Use the complicated catheterization code when you have to pass a catheter over a guide wire. When - to insert the catheter, you must use a catheter guide. If you use a special type of equipment to get the catheter in such as a council tip catheter or you cannot pass a Foley and you go to a Coude catheter which passes, use the code 51703. If you have to try several catheters, maybe you start with an 18 French. If catheter does not pass, use a16 French, the catheter does not pass, but then you get in a 14 French catheter. For those multiple catheter usages use code 51703. If you can't get a catheter in and you inject and instil a lubricant or a jelly into the urethra and then pass the catheter, you should bill the code 51703.
Also, anytime you cannot get a catheter out, for whatever the reason, and you have to cut the inflation limb and then pass a wire down the inflation limb of the catheter to break the bulb or you use a needle to puncture the balloon either suprapubicly or perineally, with or without replacing the catheter, use the code 51703.

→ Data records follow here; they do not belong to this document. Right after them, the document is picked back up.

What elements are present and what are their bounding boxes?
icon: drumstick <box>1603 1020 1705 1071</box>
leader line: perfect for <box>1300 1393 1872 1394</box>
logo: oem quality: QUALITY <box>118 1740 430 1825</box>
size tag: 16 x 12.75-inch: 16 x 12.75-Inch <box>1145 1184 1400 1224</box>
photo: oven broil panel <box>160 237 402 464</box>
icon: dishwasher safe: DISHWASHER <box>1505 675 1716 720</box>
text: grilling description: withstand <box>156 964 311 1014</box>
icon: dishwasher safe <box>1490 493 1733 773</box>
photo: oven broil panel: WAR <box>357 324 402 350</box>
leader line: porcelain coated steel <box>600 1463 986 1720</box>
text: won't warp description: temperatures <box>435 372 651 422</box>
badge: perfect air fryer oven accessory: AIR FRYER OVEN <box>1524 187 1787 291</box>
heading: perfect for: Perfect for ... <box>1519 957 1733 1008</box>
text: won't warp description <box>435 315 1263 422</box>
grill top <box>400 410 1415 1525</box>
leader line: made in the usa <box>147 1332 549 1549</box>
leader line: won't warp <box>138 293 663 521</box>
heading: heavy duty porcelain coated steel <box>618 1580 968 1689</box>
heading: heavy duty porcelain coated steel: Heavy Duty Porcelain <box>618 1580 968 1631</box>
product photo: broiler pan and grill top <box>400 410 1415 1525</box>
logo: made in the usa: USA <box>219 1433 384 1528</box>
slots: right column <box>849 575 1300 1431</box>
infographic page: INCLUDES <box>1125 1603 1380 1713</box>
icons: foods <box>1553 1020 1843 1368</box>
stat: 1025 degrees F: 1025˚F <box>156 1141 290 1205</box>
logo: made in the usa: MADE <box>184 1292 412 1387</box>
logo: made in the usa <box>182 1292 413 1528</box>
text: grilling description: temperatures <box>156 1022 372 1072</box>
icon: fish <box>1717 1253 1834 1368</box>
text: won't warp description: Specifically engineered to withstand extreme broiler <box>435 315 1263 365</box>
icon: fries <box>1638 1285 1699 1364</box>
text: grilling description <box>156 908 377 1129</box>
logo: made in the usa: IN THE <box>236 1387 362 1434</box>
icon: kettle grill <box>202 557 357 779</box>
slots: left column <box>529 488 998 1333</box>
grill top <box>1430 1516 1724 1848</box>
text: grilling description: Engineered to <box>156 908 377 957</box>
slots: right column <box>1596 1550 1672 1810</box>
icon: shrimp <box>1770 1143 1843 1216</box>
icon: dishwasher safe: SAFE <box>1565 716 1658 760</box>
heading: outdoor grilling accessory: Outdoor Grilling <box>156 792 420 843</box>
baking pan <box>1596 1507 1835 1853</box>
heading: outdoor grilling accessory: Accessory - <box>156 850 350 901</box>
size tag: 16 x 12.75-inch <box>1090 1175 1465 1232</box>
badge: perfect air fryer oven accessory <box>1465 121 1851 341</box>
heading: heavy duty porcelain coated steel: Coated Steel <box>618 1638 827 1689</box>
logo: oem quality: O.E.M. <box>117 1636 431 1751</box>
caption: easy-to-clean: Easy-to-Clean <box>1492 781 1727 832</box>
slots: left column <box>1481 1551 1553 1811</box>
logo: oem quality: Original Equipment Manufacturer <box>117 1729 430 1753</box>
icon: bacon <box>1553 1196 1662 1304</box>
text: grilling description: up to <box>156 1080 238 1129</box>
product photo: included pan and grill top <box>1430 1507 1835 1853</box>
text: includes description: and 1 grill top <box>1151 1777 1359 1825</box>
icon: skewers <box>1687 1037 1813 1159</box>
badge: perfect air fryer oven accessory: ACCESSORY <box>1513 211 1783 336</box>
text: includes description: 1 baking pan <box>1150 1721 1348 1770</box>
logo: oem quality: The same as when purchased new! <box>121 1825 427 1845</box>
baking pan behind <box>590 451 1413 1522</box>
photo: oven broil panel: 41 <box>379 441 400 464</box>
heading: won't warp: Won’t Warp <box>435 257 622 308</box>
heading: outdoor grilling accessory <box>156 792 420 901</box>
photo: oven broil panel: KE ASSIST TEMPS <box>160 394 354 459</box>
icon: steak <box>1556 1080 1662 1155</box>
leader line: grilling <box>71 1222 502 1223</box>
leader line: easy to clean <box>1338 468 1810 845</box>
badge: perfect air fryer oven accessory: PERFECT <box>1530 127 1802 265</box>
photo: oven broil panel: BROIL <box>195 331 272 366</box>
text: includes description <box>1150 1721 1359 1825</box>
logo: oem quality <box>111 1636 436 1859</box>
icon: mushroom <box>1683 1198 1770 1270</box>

Now, the diagnosis to use this 51703 should be the following – 598.9 urethral stricture, 599.4 urethral false passage, 596.0 bladder neck obstruction, 99631 a mechanical problem with a urethral catheter. And then you may want to use the secondary code, the V53.6, indicating that you are fitting or applying or adjusting for a urinary catheter. Now, if we look at the HCPCS code for 2009, code P9612 is for catheterization of the bladder for collection of a specimen such as clean urine for urine analysis or for culture and sensitivity. This is preformed in a single patient. It could be in all places of service. But remember that this code is only used for the Medicare insurance and payment is $3.
And this is another clinical scenario using an EOB from Medicare. Here, we have an established patient visit, the 99213, and we then have catherized urine for a UA or screening culture specimen. And we bill that with P9612. We also did a urine analysis, 81002. And we also did a screening culture which for Medicare is 87081 paying $9.26.
Let’s look at another catheterization of the bladder for urine. And this is for EOB from a private carrier. Here, we're doing a urine screening culture. And for this carrier, they want the code 87070 for the screening culture. And since this is not Medicare but it's a private carrier or an HMO, we used the code for catheterization, not the P9612 code, which as we stated is only for Medicare usage. But we used the catheterization code, the catheter put in, drain the urine and take the catheter out for private carriers. And as you can see, they paid us $70.56.
It's important to remember that these codes are bundled into each other and there is no way you can unbundle them with any modifier. So in general, in principle, when you're billing these codes, you should only bill one code. On occasion, a urologist will put in a Foley catheter, billing 51702. And during the drainage of the urine, he takes a urine specimen for a culture in a Medicare individual patient. And he also would then bill the P9612.
When this happens, the Medicare carrier will not pay for both, but will pay for only one. They will pay for the P9612 for $3 rather than the 51702 for a $70 charge.